Page MenuHomePhabricator

Move URL-routing logic into MediaWiki
Open, MediumPublic

Description

Wikimedia's URL-routing logic straddles five layers: Varnish, Apache, the file system, multiwiki, and MediaWiki code. This makes the URL dispatching patterns harder to discern and harder still to reason about, and it couples us tightly to a particular software stack. It's a problem for other users of MediaWiki, too: anyone who has spent a bit of time fielding questions on #mediawiki knows that users often naively expect pretty URLs to work out of the box, and they are confused when we send them away to tinker with mod_rewrite rules.

Let's replace all that cruft by picking a good URL dispatcher library and by gradually making it MediaWiki's exclusive web entry-point.

Some popular choices:

Event Timeline

ori raised the priority of this task from to Needs Triage.
ori updated the task description. (Show Details)
ori added a project: MediaWiki-General.
ori subscribed.
ori set Security to None.
Jdforrester-WMF added a project: TechCom-RFC.
Jdforrester-WMF removed a subscriber: Krenair.

How is any routing library going to help us get pretty URLs to work out of the box? Something like http://localhost/w/index.php/Main_Page already works out of the box, but convincing the webserver to call /w/index.php/ for /wiki/ doesn't seem like something we can do from PHP.

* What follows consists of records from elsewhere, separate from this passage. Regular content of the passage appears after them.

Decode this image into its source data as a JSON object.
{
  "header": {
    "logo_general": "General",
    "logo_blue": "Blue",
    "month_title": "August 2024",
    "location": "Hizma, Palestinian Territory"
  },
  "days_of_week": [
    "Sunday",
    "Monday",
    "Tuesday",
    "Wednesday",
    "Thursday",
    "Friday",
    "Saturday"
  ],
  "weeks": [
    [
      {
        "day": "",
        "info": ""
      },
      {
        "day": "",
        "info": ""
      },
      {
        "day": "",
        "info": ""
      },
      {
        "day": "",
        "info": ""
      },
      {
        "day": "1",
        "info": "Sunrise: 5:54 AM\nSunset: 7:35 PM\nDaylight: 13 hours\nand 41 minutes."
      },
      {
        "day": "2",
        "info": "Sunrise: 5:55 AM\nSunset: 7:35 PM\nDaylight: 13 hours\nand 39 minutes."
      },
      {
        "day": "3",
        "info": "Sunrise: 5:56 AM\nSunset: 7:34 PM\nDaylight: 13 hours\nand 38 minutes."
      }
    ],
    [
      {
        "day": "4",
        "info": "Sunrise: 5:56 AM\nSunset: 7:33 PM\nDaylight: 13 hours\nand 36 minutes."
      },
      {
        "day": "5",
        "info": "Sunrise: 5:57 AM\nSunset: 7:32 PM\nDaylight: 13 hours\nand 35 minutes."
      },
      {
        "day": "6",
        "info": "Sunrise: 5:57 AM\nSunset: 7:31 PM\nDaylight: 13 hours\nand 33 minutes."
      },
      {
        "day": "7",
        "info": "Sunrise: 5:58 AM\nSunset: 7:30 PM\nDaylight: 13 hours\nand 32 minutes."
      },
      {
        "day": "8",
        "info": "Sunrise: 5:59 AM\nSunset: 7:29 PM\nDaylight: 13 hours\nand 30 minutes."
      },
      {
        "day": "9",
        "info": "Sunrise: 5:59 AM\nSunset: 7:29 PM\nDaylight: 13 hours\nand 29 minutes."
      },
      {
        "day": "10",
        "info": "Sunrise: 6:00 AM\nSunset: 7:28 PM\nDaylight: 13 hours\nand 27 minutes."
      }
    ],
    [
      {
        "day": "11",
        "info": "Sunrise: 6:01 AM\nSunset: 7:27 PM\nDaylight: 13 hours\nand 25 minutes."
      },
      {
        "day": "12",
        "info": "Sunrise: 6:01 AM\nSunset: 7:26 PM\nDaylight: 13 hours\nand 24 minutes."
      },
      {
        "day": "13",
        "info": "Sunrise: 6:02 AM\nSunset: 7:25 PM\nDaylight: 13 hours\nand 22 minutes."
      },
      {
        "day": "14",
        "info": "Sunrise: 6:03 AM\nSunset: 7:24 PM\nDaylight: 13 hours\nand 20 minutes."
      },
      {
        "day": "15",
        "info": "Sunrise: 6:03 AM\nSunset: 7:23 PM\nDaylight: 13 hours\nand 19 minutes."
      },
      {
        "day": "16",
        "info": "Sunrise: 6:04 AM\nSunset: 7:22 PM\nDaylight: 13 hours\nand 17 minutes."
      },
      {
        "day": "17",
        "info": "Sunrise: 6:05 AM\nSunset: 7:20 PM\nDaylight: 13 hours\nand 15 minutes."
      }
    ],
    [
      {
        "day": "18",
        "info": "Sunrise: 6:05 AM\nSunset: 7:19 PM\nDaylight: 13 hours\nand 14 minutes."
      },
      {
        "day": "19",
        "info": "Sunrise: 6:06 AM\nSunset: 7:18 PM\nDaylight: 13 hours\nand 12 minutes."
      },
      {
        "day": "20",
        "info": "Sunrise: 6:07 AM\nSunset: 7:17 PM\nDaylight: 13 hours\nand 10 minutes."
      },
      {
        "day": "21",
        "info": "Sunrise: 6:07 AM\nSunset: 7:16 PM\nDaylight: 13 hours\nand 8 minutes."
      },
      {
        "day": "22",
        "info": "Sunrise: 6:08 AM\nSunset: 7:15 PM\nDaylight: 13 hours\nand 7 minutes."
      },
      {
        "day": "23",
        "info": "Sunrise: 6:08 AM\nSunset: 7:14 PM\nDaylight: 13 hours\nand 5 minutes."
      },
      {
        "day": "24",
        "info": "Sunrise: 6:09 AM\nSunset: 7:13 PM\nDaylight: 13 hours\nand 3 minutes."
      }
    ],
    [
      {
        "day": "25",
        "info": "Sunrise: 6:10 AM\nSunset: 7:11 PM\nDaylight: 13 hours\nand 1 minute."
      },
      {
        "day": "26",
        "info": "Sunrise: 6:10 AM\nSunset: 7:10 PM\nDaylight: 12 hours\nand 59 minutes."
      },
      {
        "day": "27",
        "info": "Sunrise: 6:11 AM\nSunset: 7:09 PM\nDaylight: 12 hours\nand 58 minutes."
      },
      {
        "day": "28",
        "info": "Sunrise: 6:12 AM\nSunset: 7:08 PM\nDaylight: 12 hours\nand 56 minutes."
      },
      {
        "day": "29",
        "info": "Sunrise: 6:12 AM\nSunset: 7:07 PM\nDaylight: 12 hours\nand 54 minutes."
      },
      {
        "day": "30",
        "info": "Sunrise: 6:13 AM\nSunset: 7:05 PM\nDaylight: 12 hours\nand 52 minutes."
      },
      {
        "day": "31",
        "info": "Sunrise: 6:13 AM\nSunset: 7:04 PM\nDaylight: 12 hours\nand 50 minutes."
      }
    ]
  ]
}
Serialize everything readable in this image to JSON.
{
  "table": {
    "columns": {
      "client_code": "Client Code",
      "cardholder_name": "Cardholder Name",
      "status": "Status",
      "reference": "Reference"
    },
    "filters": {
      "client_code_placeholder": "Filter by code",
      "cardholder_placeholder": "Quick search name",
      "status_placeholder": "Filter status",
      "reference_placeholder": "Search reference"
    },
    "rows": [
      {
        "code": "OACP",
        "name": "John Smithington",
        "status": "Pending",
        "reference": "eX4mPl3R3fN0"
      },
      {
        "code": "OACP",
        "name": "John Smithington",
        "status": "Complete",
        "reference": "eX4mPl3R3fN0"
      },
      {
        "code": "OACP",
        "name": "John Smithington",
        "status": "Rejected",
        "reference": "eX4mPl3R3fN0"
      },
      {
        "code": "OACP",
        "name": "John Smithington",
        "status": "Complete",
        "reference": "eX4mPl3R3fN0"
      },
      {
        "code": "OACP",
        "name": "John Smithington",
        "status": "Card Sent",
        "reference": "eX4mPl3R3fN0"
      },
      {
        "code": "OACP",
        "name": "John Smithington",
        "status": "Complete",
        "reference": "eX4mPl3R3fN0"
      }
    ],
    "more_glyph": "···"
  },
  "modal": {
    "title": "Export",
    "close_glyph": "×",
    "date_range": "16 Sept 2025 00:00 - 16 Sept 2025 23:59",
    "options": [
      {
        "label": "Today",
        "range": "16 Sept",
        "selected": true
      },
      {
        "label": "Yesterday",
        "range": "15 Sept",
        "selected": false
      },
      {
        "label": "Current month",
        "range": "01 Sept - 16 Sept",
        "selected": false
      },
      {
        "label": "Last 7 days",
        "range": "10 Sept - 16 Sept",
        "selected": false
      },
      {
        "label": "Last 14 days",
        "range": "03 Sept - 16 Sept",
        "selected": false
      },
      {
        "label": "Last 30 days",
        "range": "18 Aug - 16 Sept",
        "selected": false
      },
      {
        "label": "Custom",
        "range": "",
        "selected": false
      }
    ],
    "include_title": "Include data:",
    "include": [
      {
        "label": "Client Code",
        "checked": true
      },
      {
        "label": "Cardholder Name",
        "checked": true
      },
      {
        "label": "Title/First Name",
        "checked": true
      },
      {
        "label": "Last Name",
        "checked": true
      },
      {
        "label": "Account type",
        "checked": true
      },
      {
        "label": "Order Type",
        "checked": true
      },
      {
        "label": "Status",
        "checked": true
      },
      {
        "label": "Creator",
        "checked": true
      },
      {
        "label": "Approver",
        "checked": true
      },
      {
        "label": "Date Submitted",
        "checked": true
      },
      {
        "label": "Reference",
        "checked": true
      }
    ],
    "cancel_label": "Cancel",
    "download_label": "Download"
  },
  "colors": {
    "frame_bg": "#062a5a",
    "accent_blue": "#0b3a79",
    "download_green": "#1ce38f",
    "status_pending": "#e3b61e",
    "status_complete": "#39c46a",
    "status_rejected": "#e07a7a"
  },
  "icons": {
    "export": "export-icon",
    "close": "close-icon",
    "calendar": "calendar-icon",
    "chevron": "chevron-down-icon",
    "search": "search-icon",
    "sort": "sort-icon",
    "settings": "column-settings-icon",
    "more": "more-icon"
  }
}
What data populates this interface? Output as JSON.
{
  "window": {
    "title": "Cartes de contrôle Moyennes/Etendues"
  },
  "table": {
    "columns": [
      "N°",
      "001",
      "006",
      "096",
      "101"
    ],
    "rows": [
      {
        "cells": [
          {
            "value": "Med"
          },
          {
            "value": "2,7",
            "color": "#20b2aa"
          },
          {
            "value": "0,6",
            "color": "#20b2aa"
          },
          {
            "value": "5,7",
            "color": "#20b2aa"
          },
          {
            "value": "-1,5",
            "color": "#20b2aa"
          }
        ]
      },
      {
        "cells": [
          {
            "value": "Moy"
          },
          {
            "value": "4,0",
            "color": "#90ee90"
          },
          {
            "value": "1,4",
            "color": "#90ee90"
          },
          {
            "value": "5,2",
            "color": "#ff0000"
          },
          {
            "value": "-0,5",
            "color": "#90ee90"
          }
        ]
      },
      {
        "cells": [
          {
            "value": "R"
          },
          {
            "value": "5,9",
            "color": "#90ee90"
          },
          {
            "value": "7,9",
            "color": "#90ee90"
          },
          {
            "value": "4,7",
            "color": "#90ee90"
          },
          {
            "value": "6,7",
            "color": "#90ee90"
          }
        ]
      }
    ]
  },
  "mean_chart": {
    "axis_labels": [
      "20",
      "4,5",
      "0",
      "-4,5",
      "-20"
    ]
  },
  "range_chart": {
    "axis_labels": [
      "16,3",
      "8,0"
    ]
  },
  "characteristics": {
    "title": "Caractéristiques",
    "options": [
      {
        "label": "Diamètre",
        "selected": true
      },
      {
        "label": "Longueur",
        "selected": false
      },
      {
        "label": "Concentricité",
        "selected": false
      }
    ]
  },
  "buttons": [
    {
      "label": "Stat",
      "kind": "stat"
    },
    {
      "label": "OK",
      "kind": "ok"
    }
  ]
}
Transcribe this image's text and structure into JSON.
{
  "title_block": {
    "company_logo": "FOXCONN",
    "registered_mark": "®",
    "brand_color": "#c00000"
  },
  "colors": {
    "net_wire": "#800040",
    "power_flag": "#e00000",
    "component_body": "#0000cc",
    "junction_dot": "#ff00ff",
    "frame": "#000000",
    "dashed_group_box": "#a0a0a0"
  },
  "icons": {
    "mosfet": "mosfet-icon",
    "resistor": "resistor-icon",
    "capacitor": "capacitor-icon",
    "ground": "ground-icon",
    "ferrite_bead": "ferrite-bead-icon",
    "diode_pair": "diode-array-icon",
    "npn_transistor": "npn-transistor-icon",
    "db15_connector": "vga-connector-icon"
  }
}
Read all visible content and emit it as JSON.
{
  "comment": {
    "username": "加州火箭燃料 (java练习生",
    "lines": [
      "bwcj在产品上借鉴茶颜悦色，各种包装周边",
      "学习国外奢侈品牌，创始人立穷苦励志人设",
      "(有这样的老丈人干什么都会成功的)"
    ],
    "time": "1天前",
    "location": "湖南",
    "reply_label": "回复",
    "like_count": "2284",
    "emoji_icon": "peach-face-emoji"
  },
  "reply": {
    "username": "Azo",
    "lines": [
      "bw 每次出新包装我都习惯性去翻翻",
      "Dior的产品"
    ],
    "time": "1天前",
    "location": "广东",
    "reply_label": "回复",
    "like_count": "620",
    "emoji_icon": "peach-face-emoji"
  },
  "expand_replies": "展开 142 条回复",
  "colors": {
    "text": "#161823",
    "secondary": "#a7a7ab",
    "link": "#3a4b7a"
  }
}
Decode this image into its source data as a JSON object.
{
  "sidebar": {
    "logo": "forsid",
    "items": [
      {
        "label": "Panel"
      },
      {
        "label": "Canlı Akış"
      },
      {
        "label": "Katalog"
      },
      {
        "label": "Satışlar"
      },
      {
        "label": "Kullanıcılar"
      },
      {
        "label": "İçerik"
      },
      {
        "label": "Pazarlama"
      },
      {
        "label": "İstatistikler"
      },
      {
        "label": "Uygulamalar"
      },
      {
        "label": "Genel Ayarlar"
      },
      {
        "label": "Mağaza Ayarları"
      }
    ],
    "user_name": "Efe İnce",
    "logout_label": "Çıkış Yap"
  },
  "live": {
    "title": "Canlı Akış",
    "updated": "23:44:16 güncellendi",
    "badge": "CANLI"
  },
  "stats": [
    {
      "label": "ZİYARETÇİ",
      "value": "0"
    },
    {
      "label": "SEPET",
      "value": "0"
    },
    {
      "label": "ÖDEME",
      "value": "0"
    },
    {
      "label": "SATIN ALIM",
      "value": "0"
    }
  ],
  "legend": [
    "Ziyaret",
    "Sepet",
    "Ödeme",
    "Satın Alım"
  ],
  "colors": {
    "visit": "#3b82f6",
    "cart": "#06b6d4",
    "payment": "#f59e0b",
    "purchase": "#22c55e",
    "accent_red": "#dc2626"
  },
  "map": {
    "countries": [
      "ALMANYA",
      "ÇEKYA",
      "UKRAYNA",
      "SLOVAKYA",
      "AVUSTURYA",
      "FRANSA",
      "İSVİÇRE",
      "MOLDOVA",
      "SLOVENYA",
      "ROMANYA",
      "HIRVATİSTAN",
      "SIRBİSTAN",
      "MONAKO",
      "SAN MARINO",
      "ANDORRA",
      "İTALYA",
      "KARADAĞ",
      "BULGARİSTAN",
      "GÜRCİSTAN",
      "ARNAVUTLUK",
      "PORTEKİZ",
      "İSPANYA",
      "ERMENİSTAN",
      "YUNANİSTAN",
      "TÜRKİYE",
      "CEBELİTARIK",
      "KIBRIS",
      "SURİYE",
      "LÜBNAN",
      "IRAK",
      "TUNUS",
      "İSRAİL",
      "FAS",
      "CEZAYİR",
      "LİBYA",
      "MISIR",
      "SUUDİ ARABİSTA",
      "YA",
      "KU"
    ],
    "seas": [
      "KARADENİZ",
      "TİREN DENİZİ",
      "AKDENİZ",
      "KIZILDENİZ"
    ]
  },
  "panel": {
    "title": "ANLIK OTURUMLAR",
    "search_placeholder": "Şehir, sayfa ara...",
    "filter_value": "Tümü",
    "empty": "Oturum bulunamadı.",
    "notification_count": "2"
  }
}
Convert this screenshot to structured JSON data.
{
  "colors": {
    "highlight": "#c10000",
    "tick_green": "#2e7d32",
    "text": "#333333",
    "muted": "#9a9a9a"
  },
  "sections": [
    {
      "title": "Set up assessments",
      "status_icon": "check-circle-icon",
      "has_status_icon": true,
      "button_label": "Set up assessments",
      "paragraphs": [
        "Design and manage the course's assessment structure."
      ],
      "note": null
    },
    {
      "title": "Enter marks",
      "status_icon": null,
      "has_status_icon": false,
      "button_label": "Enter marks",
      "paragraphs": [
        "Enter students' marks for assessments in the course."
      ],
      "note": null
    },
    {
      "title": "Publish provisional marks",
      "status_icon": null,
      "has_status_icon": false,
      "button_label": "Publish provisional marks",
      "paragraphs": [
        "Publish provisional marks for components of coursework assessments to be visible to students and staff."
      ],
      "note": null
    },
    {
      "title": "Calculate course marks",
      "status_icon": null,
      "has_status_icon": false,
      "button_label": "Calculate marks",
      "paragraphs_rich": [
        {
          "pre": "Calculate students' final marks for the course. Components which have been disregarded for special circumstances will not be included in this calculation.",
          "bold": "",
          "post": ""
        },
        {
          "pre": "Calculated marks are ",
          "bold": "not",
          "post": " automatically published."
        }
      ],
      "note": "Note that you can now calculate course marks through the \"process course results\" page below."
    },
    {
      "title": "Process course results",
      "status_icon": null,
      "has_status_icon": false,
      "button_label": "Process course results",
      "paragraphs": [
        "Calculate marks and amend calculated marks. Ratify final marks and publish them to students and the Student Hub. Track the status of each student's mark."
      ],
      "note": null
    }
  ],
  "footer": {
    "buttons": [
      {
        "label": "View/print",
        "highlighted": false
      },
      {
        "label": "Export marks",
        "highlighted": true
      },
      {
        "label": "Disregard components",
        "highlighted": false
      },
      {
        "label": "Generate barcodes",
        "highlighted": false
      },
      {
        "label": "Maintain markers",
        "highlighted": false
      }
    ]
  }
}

Beyond that, what exactly are the bits of MediaWiki URL routing that are spread over Varnish, Apache, the file system, and multiwiki? It's hard to comment without knowing what we're supposed to be commenting about.

For "filesystem", I guess that's referring to the pile of symlinks under /srv/mediawiki-staging/docroot/? But it looks like everything under there that gets to MediaWiki at all already winds up at the same "multiwiki" endpoint, so there's not really any routing going on.

As for "multiwiki", it would be hard to have MediaWiki decide which deployment branch to use when we have to pick a deployment branch in order to start MediaWiki. It would also be hard to have MediaWiki decide which $wgDBname and set of configuration to use when it would probably need to be configured in order to decide that.

As for T29935, we can't serve a 3xx redirect from /wiki/Foo_%28bar%29 to /wiki/Foo_(bar) for reasons already explained in that task, so any such rewriting would have to be internal-only and therefore probably pointless to do inside MediaWiki unless it's already coupled to a stack with something above MediaWiki to catch these supposed-to-be-internal redirects.

Let's keep this task limited to refactoring and centralising the url routing for MediaWiki (and potentially switching to an upstream library). The changing of the urls themselves (e.g. to use slugs, or action paths, or phasing out entry points besides index.php etc.) can be discussed later in separate tasks.

I think the work in recent months related to canonical urls and normalisation has already centralised and cleaned up a fair amount of the handling, however there are still some things that live exclusively in Varnish configuration that may or may not match MediaWiki's equivalent logic. This gets especially tricky when trying to change the handling as its very easily to accidentally cause an infinite loop or inaccessible url.

I'll let @ori clarify, but I think the intent here is to get rid of any MediaWiki-specific url normalisation and redirecting (if any) from the Varnish layer and instead let MediaWiki "own" that.

@GWicke brought up we should keep some normalisation on the Varnish level (though for all request, not specific to MediaWiki) to reduce cache duplication for fringe and odd ways of encoding parts of the url, in a way that benefits all services (including e.g. RESTBase and misc web services). However this kind of normalisation should be conservative and probably match what a real request could look like from a major browser (so that we don't rely on it). And likewise, this normalisation would strictly be a subset of what MediaWiki does so that we don't come to rely on it.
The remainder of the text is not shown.